Emergency systems are having to move to permanent readiness. Memorials for firefighters killed in the line of duty are increasingly common.
And prevention? There is so much that could be done, all outlined in governmental reports and international agreements. We could heed them. Meanwhile, people get ready. The fire next time is here.
Khati, a chilling story from that first encounter back in your CA days, to up-to-the minute reporting. You are living in harrowing times, my friend, but in a way, we all are (whether we are in the path of fire, flooding, torrential rains, or whatever the forces of climate change has in store for us). You are right, much could be done (I just read an article about water management in the Maui area that might have helped but was too little, too late). Perhaps now the world will wake up.
Yes, whether it be fire or flood or tornado or drought or heat dome or deep freeze that is “unprecedented” affecting your area, or you are just paying attention to the rest of the world, there are ample opportunities for wake-up calls, many lessons to learn, and so much to do. Welcome to climate change.
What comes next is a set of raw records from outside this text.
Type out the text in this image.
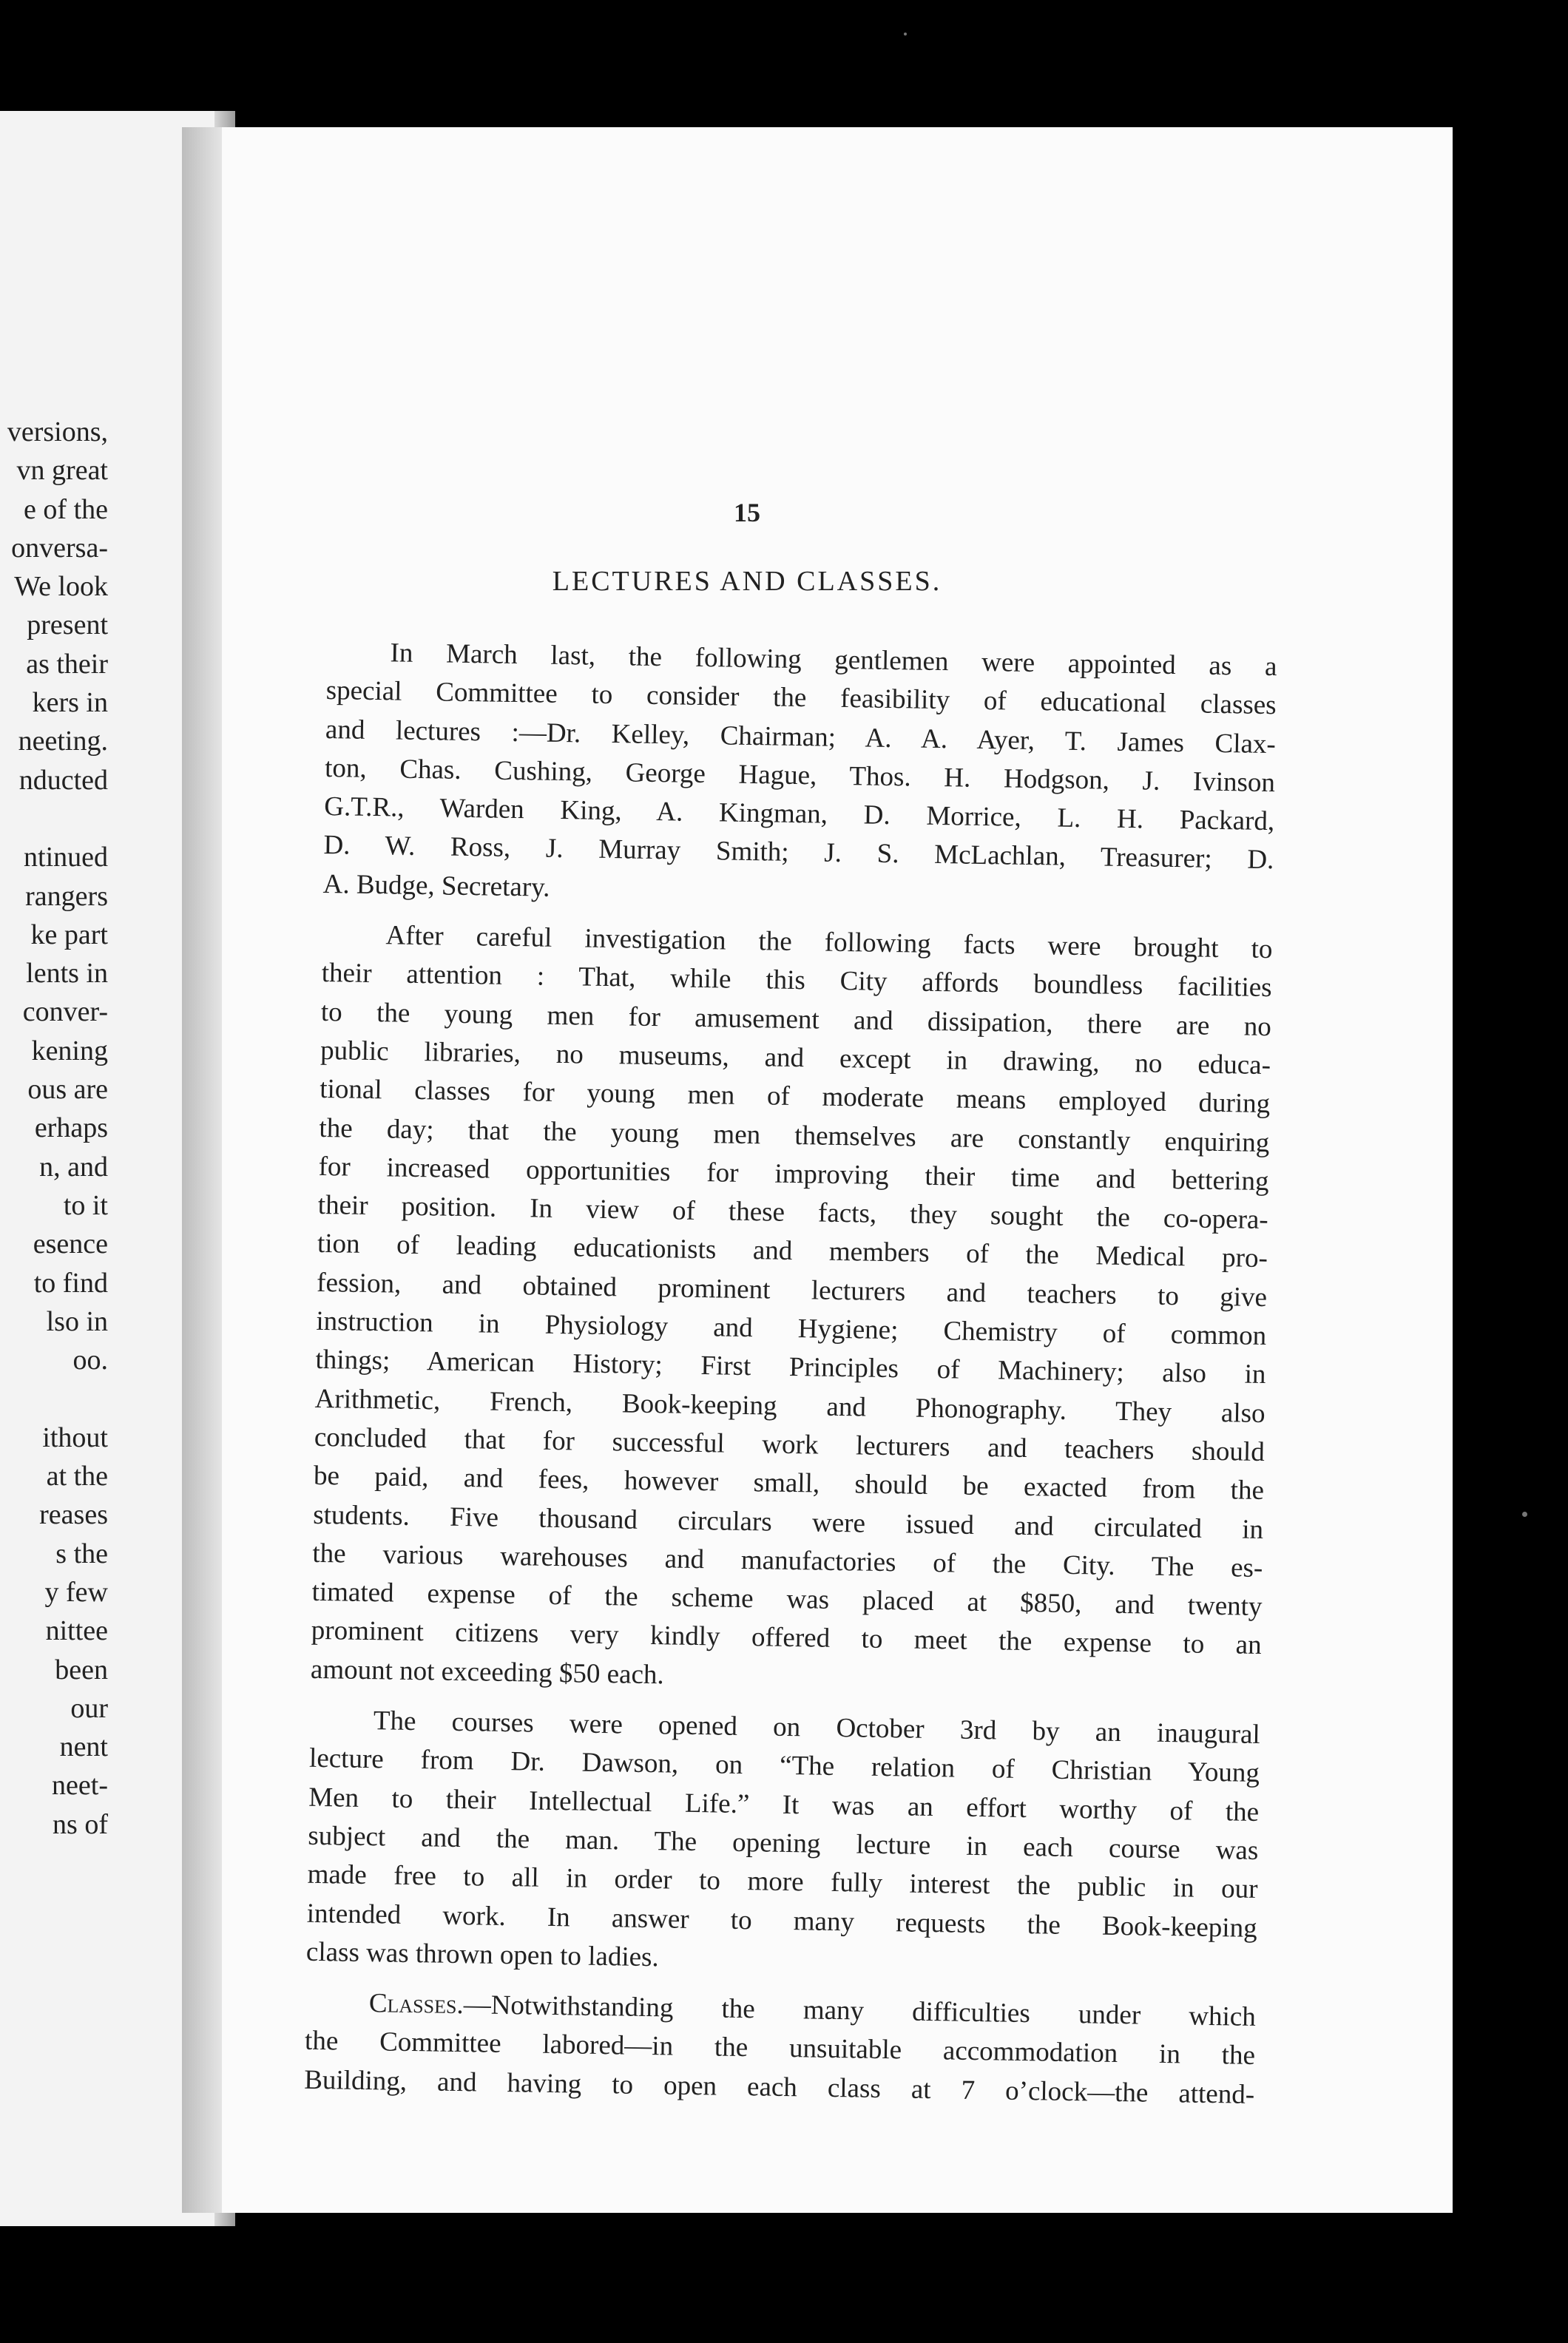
versions,
vn great
e of the
onversa-
We look
present
as their
kers in
neeting.
nducted
ntinued
rangers
ke part
lents in
conver-
kening
ous are
erhaps
n, and
to it
esence
to find
lso in
oo.
ithout
at the
reases
s the
y few
nittee
been
our
nent
neet-
ns of
15
LECTURES AND CLASSES.
In March last, the following gentlemen were appointed as a
special Committee to consider the feasibility of educational classes
and lectures :—Dr. Kelley, Chairman; A. A. Ayer, T. James Clax-
ton, Chas. Cushing, George Hague, Thos. H. Hodgson, J. Ivinson
G.T.R., Warden King, A. Kingman, D. Morrice, L. H. Packard,
D. W. Ross, J. Murray Smith; J. S. McLachlan, Treasurer; D.
A. Budge, Secretary.
After careful investigation the following facts were brought to
their attention : That, while this City affords boundless facilities
to the young men for amusement and dissipation, there are no
public libraries, no museums, and except in drawing, no educa-
tional classes for young men of moderate means employed during
the day; that the young men themselves are constantly enquiring
for increased opportunities for improving their time and bettering
their position. In view of these facts, they sought the co-opera-
tion of leading educationists and members of the Medical pro-
fession, and obtained prominent lecturers and teachers to give
instruction in Physiology and Hygiene; Chemistry of common
things; American History; First Principles of Machinery; also in
Arithmetic, French, Book-keeping and Phonography. They also
concluded that for successful work lecturers and teachers should
be paid, and fees, however small, should be exacted from the
students. Five thousand circulars were issued and circulated in
the various warehouses and manufactories of the City. The es-
timated expense of the scheme was placed at $850, and twenty
prominent citizens very kindly offered to meet the expense to an
amount not exceeding $50 each.
The courses were opened on October 3rd by an inaugural
lecture from Dr. Dawson, on “The relation of Christian Young
Men to their Intellectual Life.” It was an effort worthy of the
subject and the man. The opening lecture in each course was
made free to all in order to more fully interest the public in our
intended work. In answer to many requests the Book-keeping
class was thrown open to ladies.
Classes.—Notwithstanding the many difficulties under which
the Committee labored—in the unsuitable accommodation in the
Building, and having to open each class at 7 o’clock—the attend-
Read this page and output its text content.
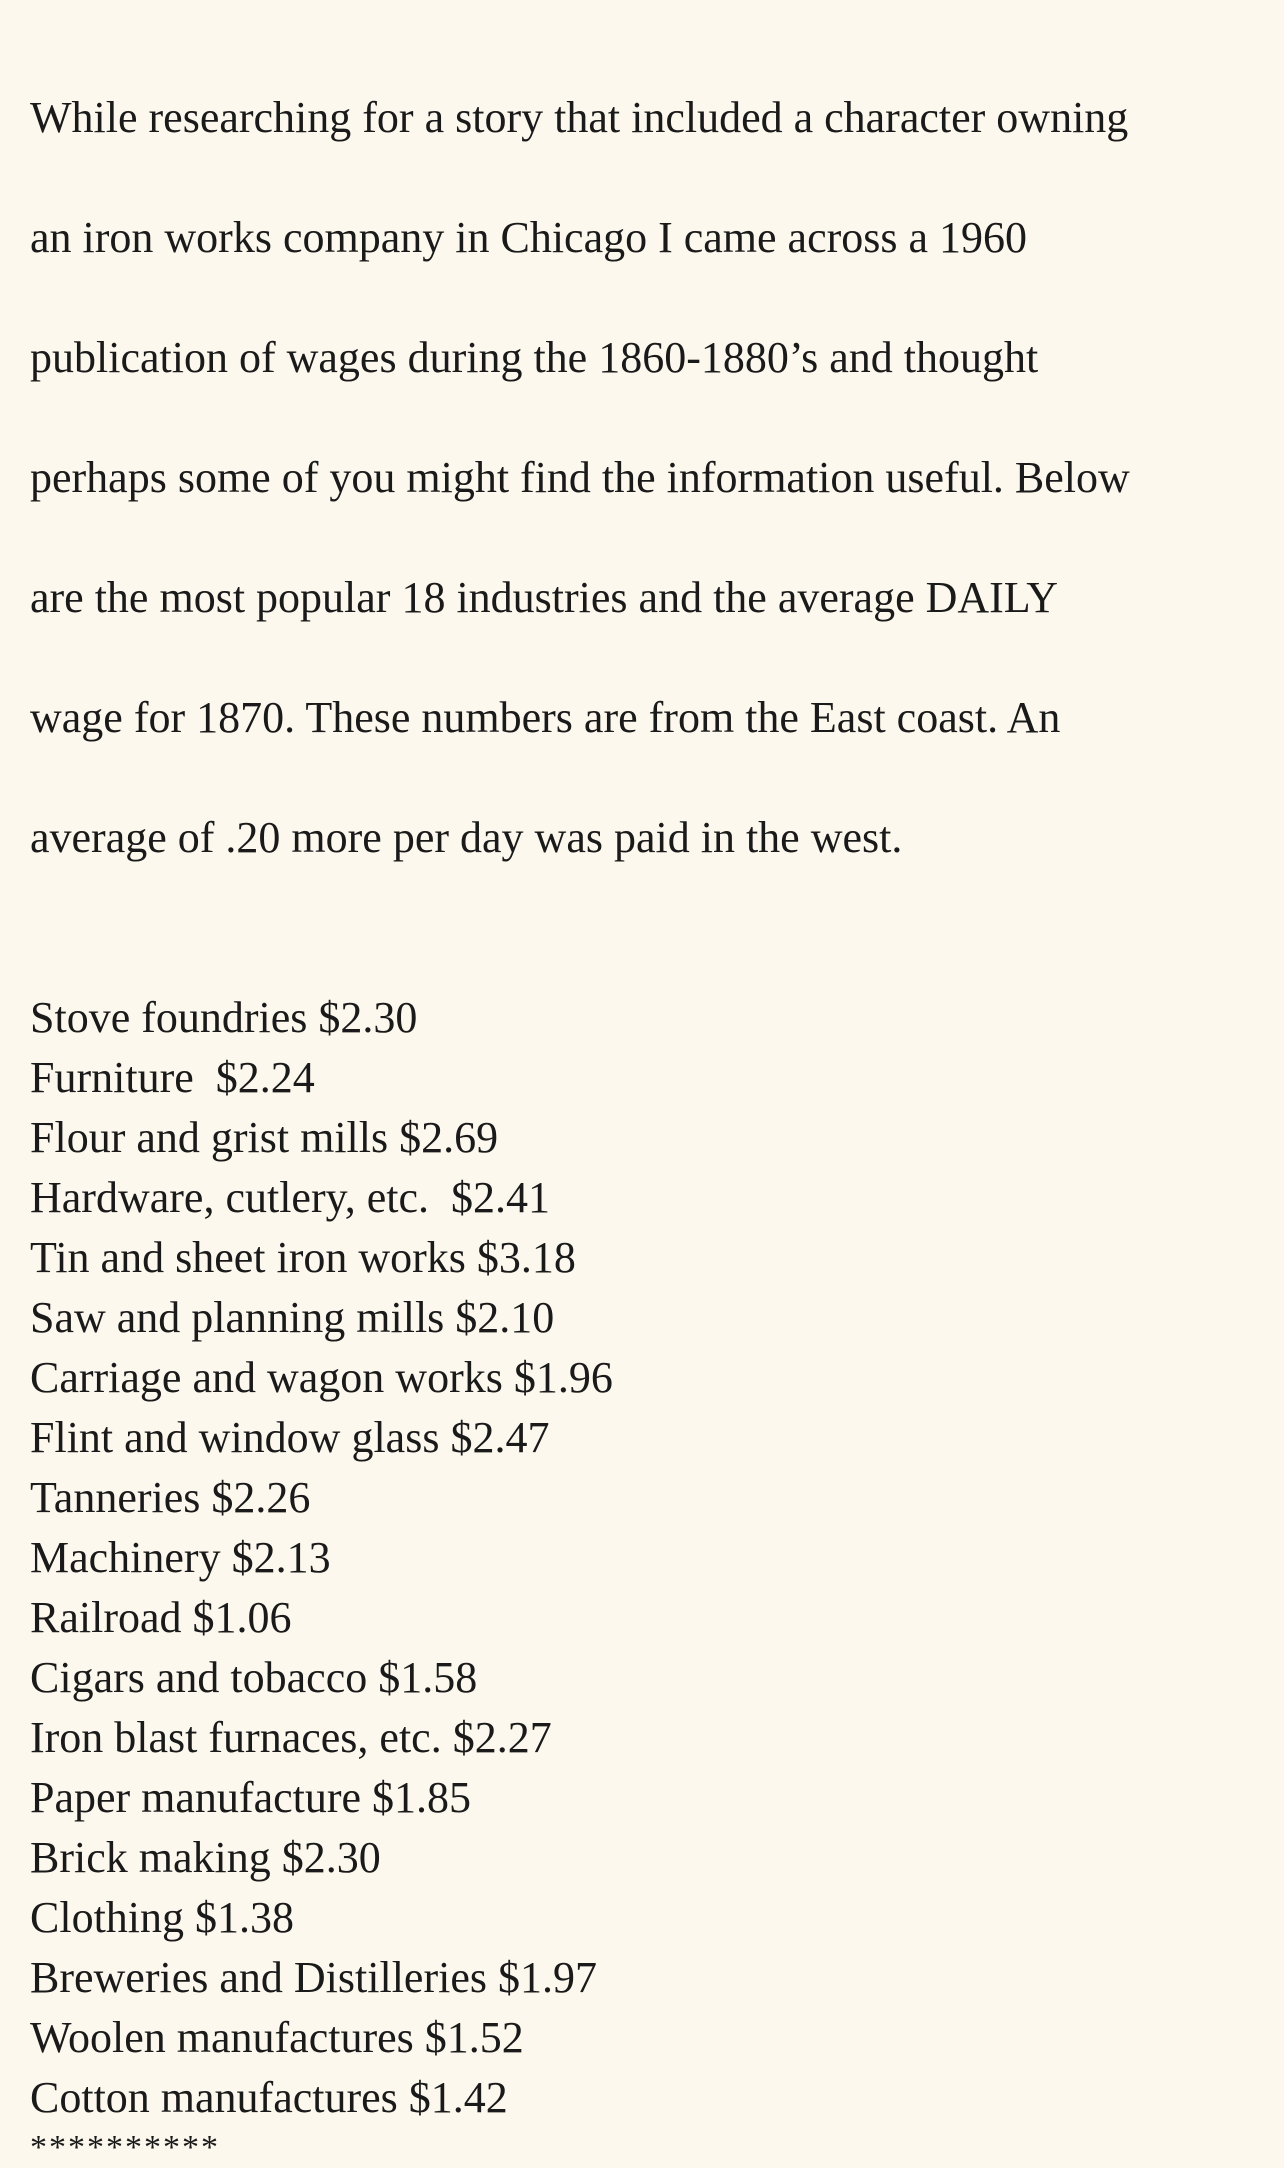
While researching for a story that included a character owning

an iron works company in Chicago I came across a 1960

publication of wages during the 1860-1880’s and thought

perhaps some of you might find the information useful. Below

are the most popular 18 industries and the average DAILY

wage for 1870. These numbers are from the East coast. An

average of .20 more per day was paid in the west.

Stove foundries $2.30
Furniture  $2.24
Flour and grist mills $2.69
Hardware, cutlery, etc.  $2.41
Tin and sheet iron works $3.18
Saw and planning mills $2.10
Carriage and wagon works $1.96
Flint and window glass $2.47
Tanneries $2.26
Machinery $2.13
Railroad $1.06
Cigars and tobacco $1.58
Iron blast furnaces, etc. $2.27
Paper manufacture $1.85
Brick making $2.30
Clothing $1.38
Breweries and Distilleries $1.97
Woolen manufactures $1.52
Cotton manufactures $1.42
**********
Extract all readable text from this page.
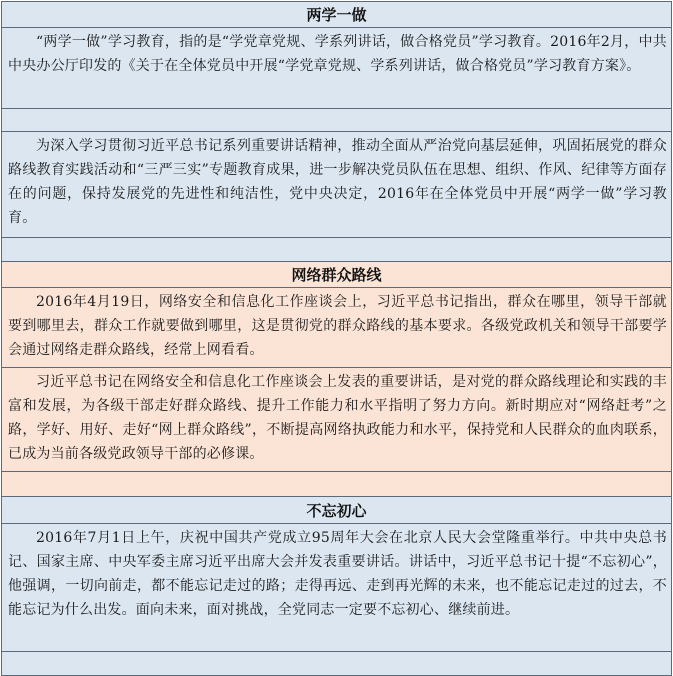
两学一做
“两学一做”学习教育，指的是“学党章党规、学系列讲话，做合格党员”学习教育。2016年2月，中共中央办公厅印发的《关于在全体党员中开展“学党章党规、学系列讲话，做合格党员”学习教育方案》。
为深入学习贯彻习近平总书记系列重要讲话精神，推动全面从严治党向基层延伸，巩固拓展党的群众路线教育实践活动和“三严三实”专题教育成果，进一步解决党员队伍在思想、组织、作风、纪律等方面存在的问题，保持发展党的先进性和纯洁性，党中央决定，2016年在全体党员中开展“两学一做”学习教育。
网络群众路线
2016年4月19日，网络安全和信息化工作座谈会上，习近平总书记指出，群众在哪里，领导干部就要到哪里去，群众工作就要做到哪里，这是贯彻党的群众路线的基本要求。各级党政机关和领导干部要学会通过网络走群众路线，经常上网看看。
习近平总书记在网络安全和信息化工作座谈会上发表的重要讲话，是对党的群众路线理论和实践的丰富和发展，为各级干部走好群众路线、提升工作能力和水平指明了努力方向。新时期应对“网络赶考”之路，学好、用好、走好“网上群众路线”，不断提高网络执政能力和水平，保持党和人民群众的血肉联系，已成为当前各级党政领导干部的必修课。
不忘初心
2016年7月1日上午，庆祝中国共产党成立95周年大会在北京人民大会堂隆重举行。中共中央总书记、国家主席、中央军委主席习近平出席大会并发表重要讲话。讲话中，习近平总书记十提“不忘初心”，他强调，一切向前走，都不能忘记走过的路；走得再远、走到再光辉的未来，也不能忘记走过的过去，不能忘记为什么出发。面向未来，面对挑战，全党同志一定要不忘初心、继续前进。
We thought about similar things when we associated to the prompt “fire.” Climate change has made these fires bigger and more common. I have often wondered what I would take if I had to evacuate my home. I’m still not sure.
Yes, I thought the same thing when I read your post. I think a lot of people will be thinking about similar things too, unfortunately.
Thanx Khati for reminding us of more inconvenient truths about our environmental crises – and too many warnings unheeded.
How terrifying when devastation hits so close to home.
As if we needed more reminders. But there it is.
Such a sad depiction of a world on fire. We, on the eastern seaboard of the United States are currently spared from this summer’s extreme temps. Reading your story opened my eyes to the horrifying prospect of the “rare sporadic tragedies”. Although all your experiences are definitely unfamiliar to me in my location in Jersey. Further south is where the threat is. This piece was so well-written Khati, I felt the heat, saw the winds blowing the flames, that alarming red sun. Sadness for nature, the scorching earth swallowing those trees, the flowers, everything in its path. It’s so hard living in a world where half the population is so easily manipulated and selfishly blind. We must take action now.
I think quite a few people were surprised when the smoke from the north blanketed the Northeast, and when the day is lovely around you it is hard to imagine it could be otherwise. For me, I don’t see hurricanes or tornadoes but know they wreak havoc elsewhere. Whatever the flavor of climate change in your home, it is opening eyes more and more.